Celine Clark, project manager and lead on the delivery of Hedgehog Friendly Campus activities (and new team member!)
What Celine loves about hedgehogs: “I love seeing them snuffle around; their cute sneezes; listening to them munching. They’re such noisy eaters but so funny to listen to – cat food is a big favourite with them!”
Celine’s favourite facts about hedgehogs: “They're surprisingly fast runners and have quite long legs under that chunky body! They are also able to swim, which I think always surprises people!”
Things we don’t readily know about hedgehogs: “I think a lot of people don’t realise there are lots of really simple but impactful changes you can make to your garden that will really help your local hedgehogs! My top three are: Avoid using pesticides and slug pellets (they can ingest these); add a shallow water dish, especially in hot summer months; and leave a small ~15cm gap under your garden gate or fence.”
Celine’s hedgehog “firsts”: “I think a hedgehog was my first wildlife rescue, actually! I was in Year 8 and spotted a very small hedgehog walking around in broad daylight in late November. We took it in, fed it, and then took it to a local rescue. They told us it’s weight was critical and it wouldn’t have survived the winter without us picking it up, so 12-year-old me felt like a hero!”
Add your experiences here
Do Bethany, Jo and Celine’s hedgehog encounters make you feel like it’s something you’re keen to do? Here’s a glimpse of what a working day at Hedgehog Friendly Campus could be like for you.
“I am sure I can speak for the rest of the team when I say that every day is different,” Bethany says.
“Be it working on an internal project such as the HogBox, developing resources, supporting teams involved, delivering activities, communication management, auditing, attending events – the list goes on – there isn’t much that we don’t do! But it’s all for the benefit of hedgehogs and inspiring the next generation. That’s what makes it so worthwhile!”
And you can’t forget the people too. When asked about her standout experiences, Bethany answers, “I would have to say the entire process of a new team joining us, to achieving an award.”

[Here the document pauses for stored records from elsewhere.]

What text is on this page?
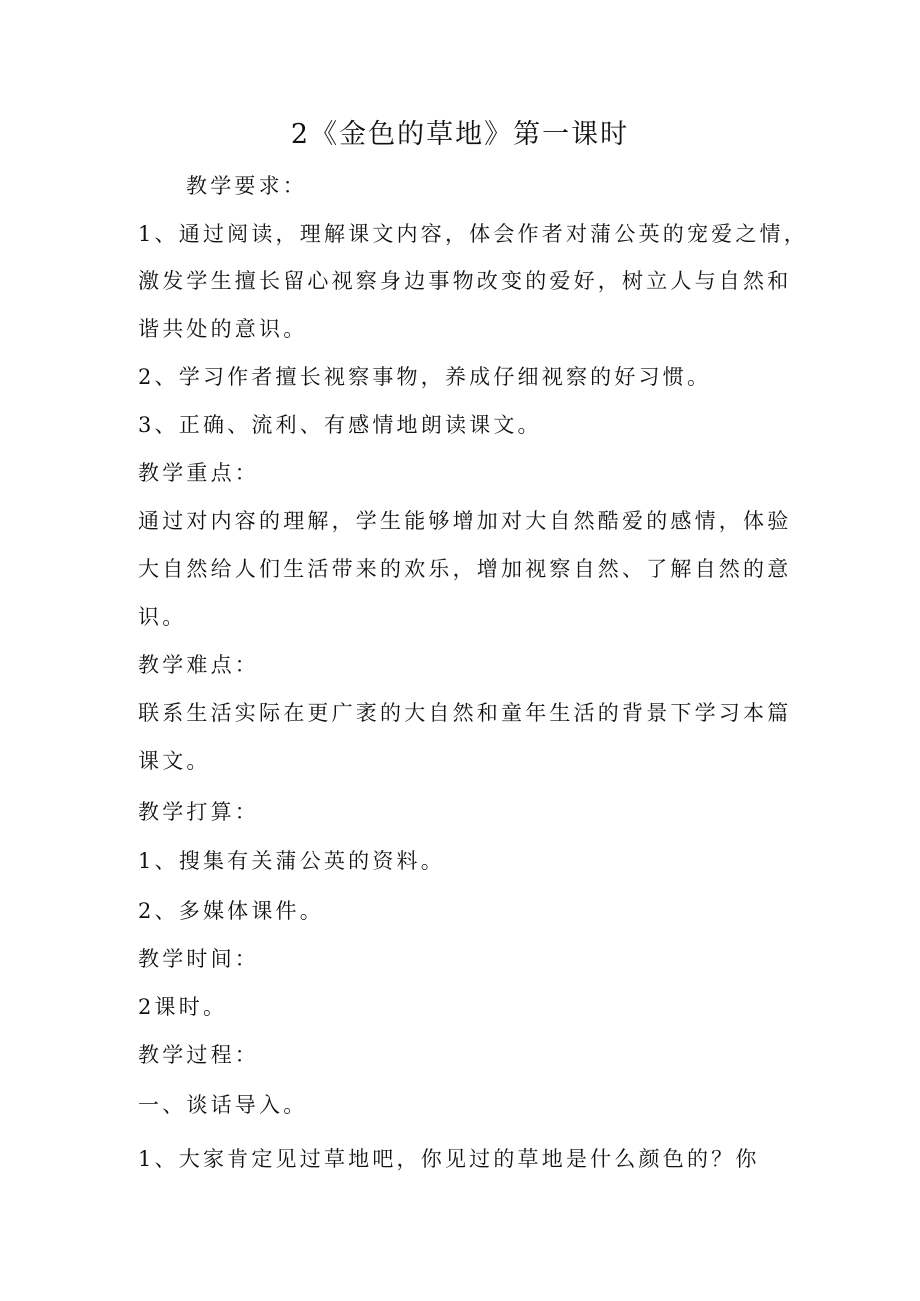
2《金色的草地》第一课时

教学要求：

1、通过阅读，理解课文内容，体会作者对蒲公英的宠爱之情，

激发学生擅长留心视察身边事物改变的爱好，树立人与自然和

谐共处的意识。

2、学习作者擅长视察事物，养成仔细视察的好习惯。

3、正确、流利、有感情地朗读课文。

教学重点：

通过对内容的理解，学生能够增加对大自然酷爱的感情，体验

大自然给人们生活带来的欢乐，增加视察自然、了解自然的意

识。

教学难点：

联系生活实际在更广袤的大自然和童年生活的背景下学习本篇

课文。

教学打算：

1、搜集有关蒲公英的资料。

2、多媒体课件。

教学时间：

2课时。

教学过程：

一、谈话导入。

1、大家肯定见过草地吧，你见过的草地是什么颜色的？你
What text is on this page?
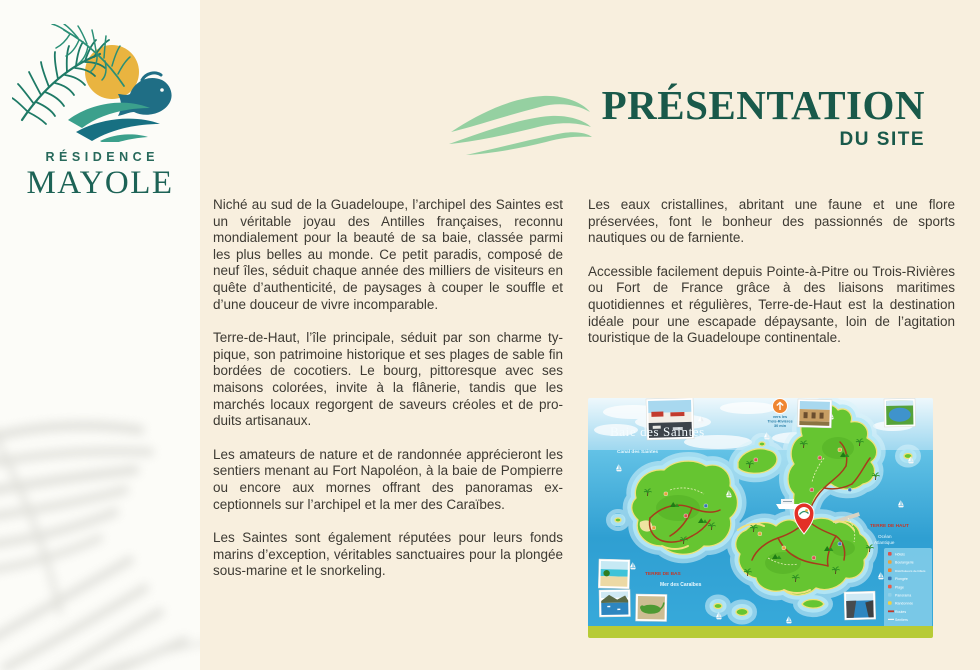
RÉSIDENCE
MAYOLE
PRÉSENTATION
DU SITE

Niché au sud de la Guadeloupe, l’archipel des Saintes est un véritable joyau des Antilles françaises, reconnu mondialement pour la beauté de sa baie, classée parmi les plus belles au monde. Ce petit paradis, composé de neuf îles, séduit chaque année des milliers de visiteurs en quête d’authenticité, de paysages à couper le souffle et d’une douceur de vivre incomparable.

Terre-de-Haut, l’île principale, séduit par son charme typique, son patrimoine historique et ses plages de sable fin bordées de cocotiers. Le bourg, pittoresque avec ses maisons colorées, invite à la flânerie, tandis que les marchés locaux regorgent de saveurs créoles et de produits artisanaux.

Les amateurs de nature et de randonnée apprécieront les sentiers menant au Fort Napoléon, à la baie de Pompierre ou encore aux mornes offrant des panoramas exceptionnels sur l’archipel et la mer des Caraïbes.

Les Saintes sont également réputées pour leurs fonds marins d’exception, véritables sanctuaires pour la plongée sous-marine et le snorkeling.

Les eaux cristallines, abritant une faune et une flore préservées, font le bonheur des passionnés de sports nautiques ou de farniente.

Accessible facilement depuis Pointe-à-Pitre ou Trois-Rivières ou Fort de France grâce à des liaisons maritimes quotidiennes et régulières, Terre-de-Haut est la destination idéale pour une escapade dépaysante, loin de l’agitation touristique de la Guadeloupe continentale.

vers les
Trois-Rivières
30 min
Baie des Saintes
Canal des Saintes
TERRE DE BAS
Mer des Caraïbes
TERRE DE HAUT
Océan
Atlantique
Hôtels
Boulangerie
Distributeurs de billets
Plongée
Plage
Panorama
Randonnée
Routes
Sentiers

She adds: “We meet so many people who start their journey not knowing anything about hedgehogs, to them becoming so aware of the difficulties that hedgehogs face and completely transform their grounds in order to help save them from extinction.
“We see lots of lovely photos and comments at the end of the year showing what everyone has been up to, and it honestly brings a tear to your eye to see people working so hard to make a real difference. We’re very proud of all our teams and volunteers!”
The good news
“We have a few FE college spaces left for this year. If you are interested in getting involved, please sign up here,” Bethany suggests.
She also recommends a few other resources you can use to find out more about hedgehogs and hedgehog-related causes:
And of course, you can find Hedgehog Friendly Campus here.
Before you go
Bethany shares a few important reminders:
• Watch out for tiny hedgehogs
“Hedgehogs will be having babies this time of year, so it’s vital that you stay well away from a hedgehog nest. If you disturb it, mum may abandon or eat her babies.”